Parents could do a lot to alleviate this. Girls need to know what they are potentially getting themselves into if they agree to be alone with a boy. They need to learn what to say to defuse (as politely as possible) a situation long before they're alone with a boy who has worked himself into a state. Boys need to know no means no, and paternity means monthly payments. She needs to be aware of videos and life online is the short route to immortality. And avoid alcohol at parties.

I'm glad the only thing I had to worry about was pregnancy
#14970011
Stormsmith, you're wrong, If a boy goes around trying to feel up girls he's committing sexual assault, which is a crime.
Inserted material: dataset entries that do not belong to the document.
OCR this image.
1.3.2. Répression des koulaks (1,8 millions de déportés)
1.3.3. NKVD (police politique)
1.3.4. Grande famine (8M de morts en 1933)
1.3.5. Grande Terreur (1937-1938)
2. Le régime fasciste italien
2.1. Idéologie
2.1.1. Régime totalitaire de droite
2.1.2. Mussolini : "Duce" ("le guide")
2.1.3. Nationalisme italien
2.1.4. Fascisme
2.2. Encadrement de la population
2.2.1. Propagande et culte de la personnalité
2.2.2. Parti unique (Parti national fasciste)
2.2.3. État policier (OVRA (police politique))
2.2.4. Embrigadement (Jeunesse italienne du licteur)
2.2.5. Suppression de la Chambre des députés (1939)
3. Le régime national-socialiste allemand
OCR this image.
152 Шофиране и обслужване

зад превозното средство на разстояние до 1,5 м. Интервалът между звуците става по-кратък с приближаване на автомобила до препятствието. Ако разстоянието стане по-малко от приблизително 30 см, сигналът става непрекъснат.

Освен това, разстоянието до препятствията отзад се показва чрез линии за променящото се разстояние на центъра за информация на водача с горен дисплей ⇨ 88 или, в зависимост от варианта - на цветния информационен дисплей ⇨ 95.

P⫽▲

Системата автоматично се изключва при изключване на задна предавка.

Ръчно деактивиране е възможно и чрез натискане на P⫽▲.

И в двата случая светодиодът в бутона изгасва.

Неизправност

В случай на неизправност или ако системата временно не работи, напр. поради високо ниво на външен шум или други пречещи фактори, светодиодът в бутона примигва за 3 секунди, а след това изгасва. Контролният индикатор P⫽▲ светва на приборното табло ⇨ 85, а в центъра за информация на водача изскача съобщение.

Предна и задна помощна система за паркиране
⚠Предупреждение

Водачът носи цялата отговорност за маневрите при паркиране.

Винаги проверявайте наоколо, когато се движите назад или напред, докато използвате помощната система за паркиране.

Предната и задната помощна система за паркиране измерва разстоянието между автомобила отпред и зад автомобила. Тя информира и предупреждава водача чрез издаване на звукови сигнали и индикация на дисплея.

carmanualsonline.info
It's neither a normal or an acceptable thing to do. We need to din that fact into our son's heads.

He could end up with a lot worse than a kick in his "naughty bits".

Claiming to be awkward and inarticulate will not be considered an adequate defence.

And stop blaming the victim.
#14970013
QatzelOk wrote:A woman in my neighborhood always grabs my sexy legs at parties.

I don't particularly like it, but I'd never punch her in the throat for something this harmless.

I just move away, and avoid her after she's had a few drinks.

Should I call the police instead next time, or simply immobilize her with a tazer myself?


You seem to know this woman quite well, so just tell to stop doing it, as you don't like it.

It's what I told my male friends to do when they used to feel my arse as a way of saying "hello" at parties.

They didn't do it to women in general. Just me and maybe a couple of others they knew well.

They didn't mean any harm by it, but it wasn't something I appreciated.

On the other hand , if a strange man was to feel my arse as a way of saying hello, I'd push his hand firmly away and warn him I'd call the police if he did that again.
#14970020
Albert wrote:Soon giving a dirty look to a girl will be considered sexual assault
. Oh, the melodrama. :roll: You're being purposefully silly, and you know it.

If you think this way, however, maybe it'd be better if you just didn't talk to women, period. Future generations will thank you.